Photo by Polly Keary
By Polly Keary, Editor
After taking a couple of months to get her sea legs, Adele Hurst, the new director of the Sultan Family Resource Center and Volunteers of America, is soon to invite the community to an open house to see some of the recent changes in the organization.
Hurst stepped into a big job, previously held by Dave Wood, and after his death by Joanne Connor, who ultimately concluded that the job wasn’t a good fit. Hurst oversees the ECEAP program, the food bank, the temporary home of the Boys and Girls Club and the Boys and Girls Club daycare, the Safe Stop program for youth, the annual holiday Giving Tree, the emergency voucher program, and the large campus that contains the Senior Center, the ECEAP building, the administration building and before long, the new Boys and Girls Club.

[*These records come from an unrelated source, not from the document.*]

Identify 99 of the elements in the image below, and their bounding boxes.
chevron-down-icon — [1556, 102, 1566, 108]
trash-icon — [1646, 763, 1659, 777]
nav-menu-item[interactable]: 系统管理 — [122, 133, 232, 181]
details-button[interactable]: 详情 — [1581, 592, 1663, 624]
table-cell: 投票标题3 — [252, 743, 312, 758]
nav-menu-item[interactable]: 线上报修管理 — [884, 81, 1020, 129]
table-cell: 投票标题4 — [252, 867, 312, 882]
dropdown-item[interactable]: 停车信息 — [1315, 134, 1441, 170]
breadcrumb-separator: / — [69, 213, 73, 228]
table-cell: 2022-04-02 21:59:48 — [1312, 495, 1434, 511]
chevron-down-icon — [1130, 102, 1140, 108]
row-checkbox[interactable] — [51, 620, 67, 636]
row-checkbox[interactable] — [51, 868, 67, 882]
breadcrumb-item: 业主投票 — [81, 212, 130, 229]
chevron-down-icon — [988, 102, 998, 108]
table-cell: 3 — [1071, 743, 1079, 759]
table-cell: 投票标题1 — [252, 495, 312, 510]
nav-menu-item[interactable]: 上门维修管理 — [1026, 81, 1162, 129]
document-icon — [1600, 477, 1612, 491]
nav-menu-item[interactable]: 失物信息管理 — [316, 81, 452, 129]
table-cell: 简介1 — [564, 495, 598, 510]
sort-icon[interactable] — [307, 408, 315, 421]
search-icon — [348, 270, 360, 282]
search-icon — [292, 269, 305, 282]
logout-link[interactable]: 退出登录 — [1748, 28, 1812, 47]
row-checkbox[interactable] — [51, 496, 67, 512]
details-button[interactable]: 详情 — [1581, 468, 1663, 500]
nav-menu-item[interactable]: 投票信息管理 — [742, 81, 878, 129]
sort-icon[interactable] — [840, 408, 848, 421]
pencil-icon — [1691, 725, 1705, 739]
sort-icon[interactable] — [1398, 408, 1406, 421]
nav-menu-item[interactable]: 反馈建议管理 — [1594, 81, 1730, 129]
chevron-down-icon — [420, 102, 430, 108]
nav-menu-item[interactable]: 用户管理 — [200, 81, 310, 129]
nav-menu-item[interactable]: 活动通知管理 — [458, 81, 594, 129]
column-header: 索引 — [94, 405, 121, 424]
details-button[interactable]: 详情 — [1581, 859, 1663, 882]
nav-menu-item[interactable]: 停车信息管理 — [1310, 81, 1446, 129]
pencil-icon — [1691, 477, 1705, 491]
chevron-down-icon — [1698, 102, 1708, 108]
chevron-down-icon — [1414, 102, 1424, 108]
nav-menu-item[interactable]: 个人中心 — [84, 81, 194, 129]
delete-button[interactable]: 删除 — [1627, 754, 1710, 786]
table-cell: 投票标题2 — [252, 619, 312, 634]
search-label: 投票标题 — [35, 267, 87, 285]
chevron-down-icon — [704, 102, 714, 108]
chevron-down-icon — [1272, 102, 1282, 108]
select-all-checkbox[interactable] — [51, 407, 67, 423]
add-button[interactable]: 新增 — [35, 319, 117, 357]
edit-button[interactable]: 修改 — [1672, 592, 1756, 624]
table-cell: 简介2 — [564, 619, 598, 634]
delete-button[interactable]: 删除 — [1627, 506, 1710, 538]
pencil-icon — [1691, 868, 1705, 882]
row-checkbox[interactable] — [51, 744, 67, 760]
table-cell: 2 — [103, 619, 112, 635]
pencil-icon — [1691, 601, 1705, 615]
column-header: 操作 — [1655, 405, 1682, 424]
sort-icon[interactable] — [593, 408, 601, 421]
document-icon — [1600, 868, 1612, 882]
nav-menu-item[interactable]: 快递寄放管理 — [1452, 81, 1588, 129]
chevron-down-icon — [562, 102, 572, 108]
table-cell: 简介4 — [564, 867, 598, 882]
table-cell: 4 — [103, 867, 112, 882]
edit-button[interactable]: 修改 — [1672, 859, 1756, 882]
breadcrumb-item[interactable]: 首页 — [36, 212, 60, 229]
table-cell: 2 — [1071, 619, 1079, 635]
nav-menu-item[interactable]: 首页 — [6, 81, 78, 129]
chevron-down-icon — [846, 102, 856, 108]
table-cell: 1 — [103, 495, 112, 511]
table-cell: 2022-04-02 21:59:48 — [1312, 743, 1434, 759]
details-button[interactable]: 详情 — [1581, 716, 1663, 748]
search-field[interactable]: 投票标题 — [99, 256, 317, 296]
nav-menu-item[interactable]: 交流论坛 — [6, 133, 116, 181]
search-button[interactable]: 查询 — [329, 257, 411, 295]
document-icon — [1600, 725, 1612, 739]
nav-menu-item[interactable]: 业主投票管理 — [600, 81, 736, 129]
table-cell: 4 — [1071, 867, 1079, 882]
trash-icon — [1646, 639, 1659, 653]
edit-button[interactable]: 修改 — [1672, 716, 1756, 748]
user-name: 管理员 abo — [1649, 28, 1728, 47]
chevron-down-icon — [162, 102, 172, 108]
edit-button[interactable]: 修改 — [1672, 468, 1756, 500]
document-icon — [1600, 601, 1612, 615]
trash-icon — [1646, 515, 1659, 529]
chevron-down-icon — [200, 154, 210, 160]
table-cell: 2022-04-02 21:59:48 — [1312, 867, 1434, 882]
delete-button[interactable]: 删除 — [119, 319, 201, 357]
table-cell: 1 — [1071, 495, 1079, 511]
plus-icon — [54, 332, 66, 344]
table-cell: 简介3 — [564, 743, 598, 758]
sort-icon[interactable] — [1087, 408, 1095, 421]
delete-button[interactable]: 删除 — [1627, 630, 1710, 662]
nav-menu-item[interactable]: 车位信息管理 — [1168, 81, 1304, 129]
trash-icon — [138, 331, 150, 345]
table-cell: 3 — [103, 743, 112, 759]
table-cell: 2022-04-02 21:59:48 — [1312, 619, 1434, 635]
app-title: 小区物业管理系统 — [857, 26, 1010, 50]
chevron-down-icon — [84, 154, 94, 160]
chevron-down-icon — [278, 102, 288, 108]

As if that wasn’t enough, she is working on adding to the offerings at the VOA.
“My goal is to ultimately bring more of the needs of the Sky Valley community to mainstream Snohomish County, and bring county services back to the Sky Valley,” she said.
One of the ways she hopes to do that is to create a visitors’ office to which she could invite other agencies and non-profits such as WorkSource to come and meet people in Sultan, as opposed to having Sultan residents travel to Monroe or Everett.
Already a service provider from a Seattle agency called Building Changes is taking some office space a couple of times a week in order to help Sultan families.
“He is a families navigator,” said Hurst, who applied for the job from another position with the VOA because she grew up in a small town in New Mexico and likes small communities. “That is a case manager who is able to work with families to help them navigate the social services system, obtaining housing; DSHS benefits if they need help with that; assistance with transportation; a variety of things.”
Hurst would also like to create a new entrance to her second floor office that would come up the back stairs instead of the narrow front entry.
I’d like to have an entry up here where it’s inviting,” she said. “And I’d like to hook up a computer with internet for people who need to access the internet and can’t.”
She would also like to have a resource center there, and make it a welcoming place for the community to drop in.
Also, Sky Valley Safe Stop and Gold Bar Safe Stop, evening programs where teens can enjoy activities and sports, have recently grown enormously.
“Our Gold Bar attendance went from six youths at the first Wednesday of January to 24 the last Wednesday of January,” said Hurst. She credits the work of Mia Lucy, the new coordinator. Lucy is also a program support specialist who can work with walk-in clients between 10 a.m. and 7 p.m. on Tuesdays, when the food bank is open. That way people can visit the food bank, then see her to learn what other assistance might be available to help them get on their feet.
And Safe Stop also has a new food program as of November, in which kids can get a meal in the first hour and a half of the program, and a snack in the last hour.
The Safe Stop program is growing so fast that new volunteers are needed, Hurst said.
And Hurst also plans to move the community garden from a spot far in the back of the property to a space right next to the senior center.
Friday morning, though, she was busy writing grants-four of them, to be precise-and dealing with a lot of other short-term tasks.
Soon, though, she wants to invite the community to visit.
“I’m hoping to have a grand reopening for the community to stop and visit to see the changes,” she said. She hopes to hold the event in early spring.